In her first essay collection, Legs Get Led Astray, Chloe Caldwell brings together tales of love affairs, obsessions, babysitting, and Brooklyn to create a disarming portrait of a young woman’s life.

When you’re writing about masturbating, having an orgy, trying heroin, or pretending the guy you're having sex with is James Frey, how do you get to that place of complete honesty? Were you worried about what your family would think?

I don’t think about my family when I write. If I thought about my grandma when I wrote, it would give me a buzzkill. I get to that place by going with my instinct. By putting on headphones and going underwater and letting the words come. Sometimes it makes me feel manic or sick or sad or elated, but that’s how I do it.

How did you go from writing personal essays to realizing there was a book here?

My friend Aaron and I agreed that we would send each other 200 pages by the end of October in 2010. So I put my finished pieces into one document, printed it out, and mailed it to him. From there I revised, replacing weaker writing with stronger. I knew I wanted to do a collection, but it wasn't easy to find a small press that was looking for essay collections.

How did you find Future Tense?

My friend Sean H. Doyle told me about them when I was living in Seattle in 2010. I emailed Kevin Sampsell and he said he was swamped. A year later, he emailed me and said, “Send me stuff now.”

What appealed to you about working with a small press?

I didn't do the agent search, because Kevin emailed me quite literally when I’d just made my manuscript into something real. After I submitted to him, I wrote maybe 10 new essays and replaced the old stuff with the new. Small presses seemed more accessible. It was the most serendipitous thing that's happened in my life so far, hands down.

What was the process of getting the book published?

My experience was profoundly pleasant. I had the best time. Kevin, Bryan Coffelt, (designer/assistant editor), and I were making the magic happen. Staying up late, cramming and editing. There was something special about that. I had my say in everything. They called me after they emailed me the choices for book covers. I started crying when I saw what became the final cover. As for publicity, Kevin told me from the very beginning that with a small press, a lot of a book’s success is dependent on how much work the author does.

How did your friendship with Cheryl Strayed affect your experience as a burgeoning writer?

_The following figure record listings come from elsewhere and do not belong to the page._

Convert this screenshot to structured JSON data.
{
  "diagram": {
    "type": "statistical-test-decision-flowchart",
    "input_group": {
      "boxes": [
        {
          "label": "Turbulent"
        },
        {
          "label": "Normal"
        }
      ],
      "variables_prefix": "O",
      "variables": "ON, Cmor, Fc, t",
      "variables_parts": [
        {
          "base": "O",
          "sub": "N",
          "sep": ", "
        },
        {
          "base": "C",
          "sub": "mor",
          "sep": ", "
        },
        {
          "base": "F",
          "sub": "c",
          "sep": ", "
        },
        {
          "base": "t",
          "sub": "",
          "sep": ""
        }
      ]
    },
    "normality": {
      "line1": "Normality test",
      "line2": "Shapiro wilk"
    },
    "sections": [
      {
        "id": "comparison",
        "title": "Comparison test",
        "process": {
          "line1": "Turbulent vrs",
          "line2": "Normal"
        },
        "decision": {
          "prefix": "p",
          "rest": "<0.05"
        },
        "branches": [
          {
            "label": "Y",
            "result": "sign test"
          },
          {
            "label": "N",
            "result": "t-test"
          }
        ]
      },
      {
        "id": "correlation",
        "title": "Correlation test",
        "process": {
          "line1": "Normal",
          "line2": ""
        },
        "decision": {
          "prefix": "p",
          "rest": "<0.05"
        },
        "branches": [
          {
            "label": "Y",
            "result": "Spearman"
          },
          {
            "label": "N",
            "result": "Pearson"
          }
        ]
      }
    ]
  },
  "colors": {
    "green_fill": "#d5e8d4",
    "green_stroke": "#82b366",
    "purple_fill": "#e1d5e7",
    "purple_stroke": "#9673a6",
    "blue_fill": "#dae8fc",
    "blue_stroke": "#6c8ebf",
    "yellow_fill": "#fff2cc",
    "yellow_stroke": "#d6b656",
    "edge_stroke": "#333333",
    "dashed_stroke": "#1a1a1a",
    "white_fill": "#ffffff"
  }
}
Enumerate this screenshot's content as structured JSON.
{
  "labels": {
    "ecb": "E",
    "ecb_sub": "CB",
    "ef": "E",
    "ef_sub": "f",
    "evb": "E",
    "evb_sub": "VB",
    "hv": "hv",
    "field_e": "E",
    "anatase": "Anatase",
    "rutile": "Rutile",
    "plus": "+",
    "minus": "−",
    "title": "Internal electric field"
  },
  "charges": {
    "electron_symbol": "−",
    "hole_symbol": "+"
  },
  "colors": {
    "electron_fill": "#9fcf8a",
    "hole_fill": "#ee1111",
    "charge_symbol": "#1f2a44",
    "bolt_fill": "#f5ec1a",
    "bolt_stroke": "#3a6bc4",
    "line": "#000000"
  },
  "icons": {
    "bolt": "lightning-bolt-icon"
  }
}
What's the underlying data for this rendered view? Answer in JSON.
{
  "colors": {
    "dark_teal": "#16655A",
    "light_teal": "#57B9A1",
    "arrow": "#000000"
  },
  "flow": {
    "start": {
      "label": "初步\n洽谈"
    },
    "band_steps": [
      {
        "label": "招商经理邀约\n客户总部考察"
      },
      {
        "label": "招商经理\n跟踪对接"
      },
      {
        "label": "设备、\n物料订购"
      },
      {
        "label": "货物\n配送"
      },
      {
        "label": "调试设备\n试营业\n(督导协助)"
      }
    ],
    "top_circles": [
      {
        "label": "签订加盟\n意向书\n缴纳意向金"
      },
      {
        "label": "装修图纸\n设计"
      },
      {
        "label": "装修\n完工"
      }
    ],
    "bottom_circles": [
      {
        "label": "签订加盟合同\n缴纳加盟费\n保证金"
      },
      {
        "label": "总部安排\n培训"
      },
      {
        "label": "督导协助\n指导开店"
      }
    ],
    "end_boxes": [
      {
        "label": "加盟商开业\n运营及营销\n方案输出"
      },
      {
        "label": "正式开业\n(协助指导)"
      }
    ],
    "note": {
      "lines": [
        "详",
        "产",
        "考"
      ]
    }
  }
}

I love Cheryl, and I think our relationship has more to do with the way we are as people, than with our writing. She was one of the first writers I knew to believe in me. When Kevin solicited me for Leg’s Get Led Astray,I thought Cheryl had put a word in for me, though that turned out not to be the case. I think mentors are great, and I hope to extend the generosity she's given me to others.

The essays in Legs Get Led Astray are very much meditations on themes from a certain era in your life; what’s next?

I’m working on a piece called “Roommates—” it’s about living with my dad and being a 26-year-old female. There are so many memoirs out there about bad relationships with parents. But what if you had a good relationship with a parent? Where does that lead you? I want to challenge myself stylistically.